[JavaScript data structure and algorithm] 1. Stack and leetcode actual combat

the stack

A stack is an ordered collection that follows the last-in-first-out (LIFO) principle. Newly added or to-be-deleted elements are stored at the same end of the stack, called the top of the stack, and the other end is called the bottom of the stack. In the stack, new elements are near the top of the stack, and old elements are near the bottom of the stack.

stack data structure

We need a data structure to hold the elements in the stack. Arrays can be selected. Arrays allow us to add or remove elements at any position. Since the stack follows the LIFO principle, it is necessary to restrict the insertion and deletion functions of elements. The following basically uses js to implement some stack methods:

• push(element(s)): Add one (or several) new elements to the top of the stack.
• pop(): Remove the element at the top of the stack and return the removed element at the same time.
• peek(): Returns the element at the top of the stack without making any changes to the stack (this method does not remove the element at the top of the stack, just returns it).
• isEmpty(): Returns true if there are no elements in the stack, otherwise returns false.
• clear(): Removes all elements in the stack.
• size(): Returns the number of elements in the stack. This method is very similar to the length property of an array

class Stack{
    
    
    constructor(){
    
    
        this.items = []
    }
    push(ele){
    
    
        this.items.push(ele)
    }
    pop(){
    
    
        return this.items.pop()
    }
    peek(){
    
    
        return this.items[this.items.length-1]
    }
    isEmpty(){
    
    
        return this.items.length===0
    }
    size(){
    
    
        return this.items.length
    }
    clear(){
    
    
        this.items=[]
    }
}

At this point, we basically have a clearer understanding of the data structure and methods of the stack, let's directly implement the link below.

leetcode application

1. 20. Effective brackets (easy)

Given a string s consisting only of '(', ')', '{', '}', '[', ']', determine whether the string is valid.

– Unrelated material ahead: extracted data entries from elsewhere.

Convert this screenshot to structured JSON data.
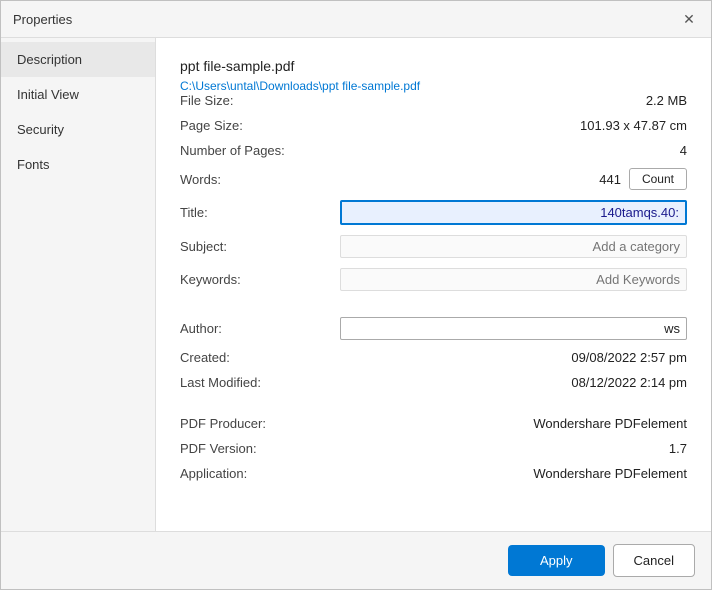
{
  "dialog": {
    "title": "Properties",
    "close_icon": "✕"
  },
  "sidebar": {
    "items": [
      {
        "id": "description",
        "label": "Description",
        "active": true
      },
      {
        "id": "initial-view",
        "label": "Initial View",
        "active": false
      },
      {
        "id": "security",
        "label": "Security",
        "active": false
      },
      {
        "id": "fonts",
        "label": "Fonts",
        "active": false
      }
    ]
  },
  "content": {
    "file_name": "ppt file-sample.pdf",
    "file_path": "C:\\Users\\untal\\Downloads\\ppt file-sample.pdf",
    "properties": {
      "file_size_label": "File Size:",
      "file_size_value": "2.2 MB",
      "page_size_label": "Page Size:",
      "page_size_value": "101.93 x 47.87 cm",
      "num_pages_label": "Number of Pages:",
      "num_pages_value": "4",
      "words_label": "Words:",
      "words_value": "441",
      "count_button": "Count",
      "title_label": "Title:",
      "title_value": "140tamqs.40:",
      "subject_label": "Subject:",
      "subject_placeholder": "Add a category",
      "keywords_label": "Keywords:",
      "keywords_placeholder": "Add Keywords",
      "author_label": "Author:",
      "author_value": "ws",
      "created_label": "Created:",
      "created_value": "09/08/2022 2:57 pm",
      "last_modified_label": "Last Modified:",
      "last_modified_value": "08/12/2022 2:14 pm",
      "pdf_producer_label": "PDF Producer:",
      "pdf_producer_value": "Wondershare PDFelement",
      "pdf_version_label": "PDF Version:",
      "pdf_version_value": "1.7",
      "application_label": "Application:",
      "application_value": "Wondershare PDFelement"
    }
  },
  "footer": {
    "apply_label": "Apply",
    "cancel_label": "Cancel"
  }
}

A valid string must satisfy:

An opening parenthesis must be closed with a closing parenthesis of the same type.
Opening parentheses must be closed in the correct order.

hint:

1 <= s.length <= 104
s consists only of brackets '()[]{}'

• Idea: First of all, if the string can form effective brackets, the length must be an even number. We can traverse the string and store it temporarily when we encounter a left bracket. We expect that there will be a right bracket to match it. If we encounter a right bracket, check whether it is It can be matched with the latest temporary storage. This is consistent with the first-in-last-out characteristics of the stack data structure. So we can prepare a stack to store parenthesis pairs. When traversing the string, if we encounter a left parenthesis and put it on the stack, we will judge whether the right parenthesis can match the top element of the stack when we encounter a right parenthesis. At the end of the loop, we must also judge whether the stack is is empty, if not empty, is not a valid parenthesis matching string
• Complexity analysis:
  • Time complexity: O(n), where nn is the length of string s.
  • Space complexity: O(n + ∣Σ∣), where Σ represents the character set, the string in this question only contains 6 kinds of brackets, ∣Σ∣=6. The number of characters in the stack is O(n), and the space used by the hash table is O(∣Σ∣), and the total space complexity can be obtained by adding

var isValid = function(s) {
    
    
    const n = s.length;
    if (n % 2 === 1) {
    
    //如果字符串能组成有效的括号，则长度一定是偶数
        return false;
    }
    const pairs = new Map([//用栈存储括号对
        [')', '('],
        [']', '['],
        ['}', '{']
    ]);
    const stk = [];
    for (let ch of s){
    
    //循环字符串
        if (pairs.has(ch)) {
    
    
          	//遇到右括号则判断右括号是否能和栈顶元素匹配
            if (!stk.length || stk[stk.length - 1] !== pairs.get(ch)) {
    
    
                return false;
            }
            stk.pop();
        } else {
    
    
            stk.push(ch);//如果遇到左括号入栈
        }
    };
    return !stk.length;//循环结束的时候还要判断栈是否为空
};

2. 232. Use a stack to implement a queue (easy)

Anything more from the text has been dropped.